A gente se acostuma a acordar de manhã
sobressaltado porque está na hora. A tomar o café correndo porque está
atrasado. A ler o jornal no ônibus porque não pode perder o tempo da viagem. A
comer sanduíche porque não dá para almoçar. A sair do trabalho porque já é
noite. A cochilar no ônibus porque está cansado. A deitar cedo e dormir pesado
sem ter vivido o dia.
A gente se acostuma a abrir o jornal e a
ler sobre a guerra. E, aceitando a guerra, aceita os mortos e que haja números
para os mortos. E, aceitando os números, aceita não acreditar nas negociações
de paz. E, não acreditando nas negociações de paz, aceita ler todo dia da
guerra, dos números, da longa duração.
A gente se acostuma a esperar o dia
inteiro e ouvir no telefone: hoje não posso ir. A sorrir para as pessoas sem
receber um sorriso de volta. A ser ignorado quando precisava tanto ser visto.
A gente se acostuma a pagar por tudo o que
deseja e o de que necessita. E a lutar para ganhar o dinheiro com que pagar. E
a ganhar menos do que precisa. E a fazer fila para pagar. E a pagar mais do que
as coisas valem. E a saber que cada vez pagar mais. E a procurar mais trabalho,
para ganhar mais dinheiro, para ter com que pagar nas filas em que se cobra.

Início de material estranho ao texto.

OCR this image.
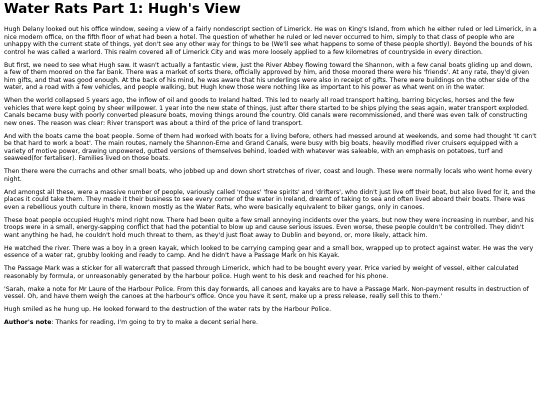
Water Rats Part 1: Hugh's View

Hugh Delany looked out his office window, seeing a view of a fairly nondescript section of Limerick. He was on King's Island, from which he either ruled or led Limerick, in a nice modern office, on the fifth floor of what had been a hotel. The question of whether he ruled or led never occurred to him, simply to that class of people who are unhappy with the current state of things, yet don't see any other way for things to be (We'll see what happens to some of these people shortly). Beyond the bounds of his control he was called a warlord. This realm covered all of Limerick City and was more loosely applied to a few kilometres of countryside in every direction.

But first, we need to see what Hugh saw. It wasn't actually a fantastic view, just the River Abbey flowing toward the Shannon, with a few canal boats gliding up and down, a few of them moored on the far bank. There was a market of sorts there, officially approved by him, and those moored there were his 'friends'. At any rate, they'd given him gifts, and that was good enough. At the back of his mind, he was aware that his underlings were also in receipt of gifts. There were buildings on the other side of the water, and a road with a few vehicles, and people walking, but Hugh knew those were nothing like as important to his power as what went on in the water.

When the world collapsed 5 years ago, the inflow of oil and goods to Ireland halted. This led to nearly all road transport halting, barring bicycles, horses and the few vehicles that were kept going by sheer willpower. 1 year into the new state of things, just after there started to be ships plying the seas again, water transport exploded. Canals became busy with poorly converted pleasure boats, moving things around the country. Old canals were recommissioned, and there was even talk of constructing new ones. The reason was clear: River transport was about a third of the price of land transport.

And with the boats came the boat people. Some of them had worked with boats for a living before, others had messed around at weekends, and some had thought 'It can't be that hard to work a boat'. The main routes, namely the Shannon-Erne and Grand Canals, were busy with big boats, heavily modified river cruisers equipped with a variety of motive power, drawing unpowered, gutted versions of themselves behind, loaded with whatever was saleable, with an emphasis on potatoes, turf and seaweed(for fertaliser). Families lived on those boats.

Then there were the currachs and other small boats, who jobbed up and down short stretches of river, coast and lough. These were normally locals who went home every night.

And amongst all these, were a massive number of people, variously called 'rogues' 'free spirits' and 'drifters', who didn't just live off their boat, but also lived for it, and the places it could take them. They made it their business to see every corner of the water in Ireland, dreamt of taking to sea and often lived aboard their boats. There was even a rebellious youth culture in there, known mostly as the Water Rats, who were basically equivalent to biker gangs, only in canoes.

These boat people occupied Hugh's mind right now. There had been quite a few small annoying incidents over the years, but now they were increasing in number, and his troops were in a small, energy-sapping conflict that had the potential to blow up and cause serious issues. Even worse, these people couldn't be controlled. They didn't want anything he had, he couldn't hold much threat to them, as they'd just float away to Dublin and beyond, or, more likely, attack him.

He watched the river. There was a boy in a green kayak, which looked to be carrying camping gear and a small box, wrapped up to protect against water. He was the very essence of a water rat, grubby looking and ready to camp. And he didn't have a Passage Mark on his Kayak.

The Passage Mark was a sticker for all watercraft that passed through Limerick, which had to be bought every year. Price varied by weight of vessel, either calculated reasonably by formula, or unreasonably generated by the harbour police. Hugh went to his desk and reached for his phone.

'Sarah, make a note for Mr Laure of the Harbour Police. From this day forwards, all canoes and kayaks are to have a Passage Mark. Non-payment results in destruction of vessel. Oh, and have them weigh the canoes at the harbour's office. Once you have it sent, make up a press release, really sell this to them.'

Hugh smiled as he hung up. He looked forward to the destruction of the water rats by the Harbour Police.

Author's note: Thanks for reading, I'm going to try to make a decent serial here.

A gente se acostuma a andar na rua e ver
cartazes. A abrir as revistas e ver anúncios. A ligar a televisão e assistir a
comerciais. A ir ao cinema e engolir publicidade. A ser instigado, conduzido,
desnorteado, lançado na infindável catarata dos produtos.
A gente se acostuma à poluição. Às salas
fechadas de ar condicionado e cheiro de cigarro. À luz artificial de ligeiro
tremor. Ao choque que os olhos levam na luz natural. Às bactérias da água
potável. À contaminação da água do mar. À lenta morte dos rios. Se acostuma a
não ouvir passarinho, a não ter galo de madrugada, a temer a hidrofobia dos
cães, a não colher fruta no pé, a não ter sequer uma planta.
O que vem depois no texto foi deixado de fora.